Our state, city among the most dangerous
So with a bit of fear in the process, we clicked on the answer for the number one state.
Whew! It was Nevada. But then we went down to number two and our fears were justified. Louisiana.
As for the most dangerous city, we didn’t have to go even as far. New Orleans was number one.
We know St. Charles has less crime than most parishes in Louisiana but being so near to the crime capital of the country was not inviting. That and hurricanes have been two of the main reasons why our state and major city are losing residents.
When Mayor Ray Nagin was first elected, we had high hopes he would make New Orleans into a safe and inviting city. We’re sure it’s crime rate is one of the main reasons why Louisiana ranks so high on that internet list.
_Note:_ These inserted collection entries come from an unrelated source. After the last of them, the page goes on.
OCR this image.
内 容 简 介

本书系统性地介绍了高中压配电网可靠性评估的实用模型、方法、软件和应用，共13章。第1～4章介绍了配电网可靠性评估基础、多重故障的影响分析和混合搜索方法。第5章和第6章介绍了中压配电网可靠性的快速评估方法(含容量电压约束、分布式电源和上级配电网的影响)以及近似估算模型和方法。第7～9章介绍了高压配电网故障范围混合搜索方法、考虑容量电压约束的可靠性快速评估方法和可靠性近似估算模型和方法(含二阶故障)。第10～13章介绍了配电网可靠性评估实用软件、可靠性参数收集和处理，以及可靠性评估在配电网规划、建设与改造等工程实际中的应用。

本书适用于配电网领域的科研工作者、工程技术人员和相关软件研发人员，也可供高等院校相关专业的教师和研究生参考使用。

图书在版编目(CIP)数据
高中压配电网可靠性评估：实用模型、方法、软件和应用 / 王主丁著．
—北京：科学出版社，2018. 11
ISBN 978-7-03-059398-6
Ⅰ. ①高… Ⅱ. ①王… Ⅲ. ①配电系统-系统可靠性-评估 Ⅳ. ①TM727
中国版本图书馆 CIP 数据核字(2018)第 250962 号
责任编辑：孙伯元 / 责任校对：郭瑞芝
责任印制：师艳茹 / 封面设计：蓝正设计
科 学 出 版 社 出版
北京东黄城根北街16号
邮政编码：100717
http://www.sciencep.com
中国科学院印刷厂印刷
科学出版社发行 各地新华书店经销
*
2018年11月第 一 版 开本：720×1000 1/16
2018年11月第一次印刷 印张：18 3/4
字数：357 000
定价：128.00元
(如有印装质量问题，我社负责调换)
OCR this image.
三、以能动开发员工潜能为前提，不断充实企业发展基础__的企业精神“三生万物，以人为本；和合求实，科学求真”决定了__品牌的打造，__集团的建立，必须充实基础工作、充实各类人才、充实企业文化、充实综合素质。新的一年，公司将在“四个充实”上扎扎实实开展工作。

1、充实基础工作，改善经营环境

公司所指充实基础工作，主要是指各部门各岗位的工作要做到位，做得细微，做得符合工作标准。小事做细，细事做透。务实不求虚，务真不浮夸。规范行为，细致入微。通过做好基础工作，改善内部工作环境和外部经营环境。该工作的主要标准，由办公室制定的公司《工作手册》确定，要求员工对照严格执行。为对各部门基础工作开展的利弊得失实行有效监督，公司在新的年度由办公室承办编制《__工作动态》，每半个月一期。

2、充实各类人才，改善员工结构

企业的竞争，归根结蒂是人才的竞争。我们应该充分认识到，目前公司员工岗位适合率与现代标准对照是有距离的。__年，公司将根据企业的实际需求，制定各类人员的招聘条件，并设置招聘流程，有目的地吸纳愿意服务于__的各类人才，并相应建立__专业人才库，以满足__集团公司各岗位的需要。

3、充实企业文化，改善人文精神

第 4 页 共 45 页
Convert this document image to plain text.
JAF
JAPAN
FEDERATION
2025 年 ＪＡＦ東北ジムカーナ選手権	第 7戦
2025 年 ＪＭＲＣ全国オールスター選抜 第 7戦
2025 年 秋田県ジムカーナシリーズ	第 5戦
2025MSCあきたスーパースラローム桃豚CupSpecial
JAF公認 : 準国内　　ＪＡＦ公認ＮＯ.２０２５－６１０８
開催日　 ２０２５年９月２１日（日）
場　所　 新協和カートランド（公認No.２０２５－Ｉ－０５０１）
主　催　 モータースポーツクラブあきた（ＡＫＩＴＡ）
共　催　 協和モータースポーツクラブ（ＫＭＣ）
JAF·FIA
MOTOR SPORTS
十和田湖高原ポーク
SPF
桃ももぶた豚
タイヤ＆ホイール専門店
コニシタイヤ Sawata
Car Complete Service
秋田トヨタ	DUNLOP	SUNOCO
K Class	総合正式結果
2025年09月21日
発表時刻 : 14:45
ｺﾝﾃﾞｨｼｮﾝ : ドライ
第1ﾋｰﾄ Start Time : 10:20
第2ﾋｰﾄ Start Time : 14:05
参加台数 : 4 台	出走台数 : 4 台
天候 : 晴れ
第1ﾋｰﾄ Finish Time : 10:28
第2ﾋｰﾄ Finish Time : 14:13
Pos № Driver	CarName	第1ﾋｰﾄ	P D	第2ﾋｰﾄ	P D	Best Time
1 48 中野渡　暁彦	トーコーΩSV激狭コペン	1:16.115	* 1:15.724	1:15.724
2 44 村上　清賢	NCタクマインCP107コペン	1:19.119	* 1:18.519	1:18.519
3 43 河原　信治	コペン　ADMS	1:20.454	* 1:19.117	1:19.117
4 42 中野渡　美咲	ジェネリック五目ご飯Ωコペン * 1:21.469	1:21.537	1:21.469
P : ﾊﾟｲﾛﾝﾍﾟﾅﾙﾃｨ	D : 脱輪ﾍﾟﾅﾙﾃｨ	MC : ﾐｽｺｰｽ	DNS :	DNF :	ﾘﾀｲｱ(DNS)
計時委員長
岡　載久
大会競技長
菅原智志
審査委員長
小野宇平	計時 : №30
There are many good people in the state and city who do not work for the government but use a lot of their time in volunteer efforts that are a plus. Often you can see them planting trees and flowers along the avenues of New Orleans and cleaning up trash along the highways of Louisiana. They have demonstrated for good government and tried to put politicians on the right track.
It’s time for their efforts to pay off. Mayor Nagin needs to respond by using his leadership to steer his city in a forward-looking direction.
On the state level, Gov. Bobby Jindal has led many reforms that have improved the political structure of Louisiana. And he has coordinated efforts to restore our valuable coast at a much quicker pace than in the past.
He has a lot to work with in Louisiana which is one of the richest states in the union in natural resources. And he has the talent to make the most of it.
When we read about how dangerous life is in Louisiana and New Orleans, it makes us wonder why? Somebody missed the boat in providing our leadership in the past. And we can only blame ourselves who elected them.
King Milling puts
to work for state
King Milling of New Orleans deserved the honor he received this week by being selected to receive the TImes-Picayune Loving Cup for 2008. He is one of the volunteers referred to above who put their state and city above themselves by contributing their efforts to make them better.
Milling, who is a banker by trade, has put that leadership to work by pushing coastal restoration in Louisiana. He is chairman of the Governor’s Advisory Commission on Coastal Restoration and Conservation, America’s Wetland Foundation and the Committee of the Future of Coastal Louisiana. He is also board member of five other coast-related organizations.
Thanks to people like him, Louisiana is waking up to the fact that if we want to live in a prosperous state, the people of Louisiana have to lead the way. Washington won’t do it.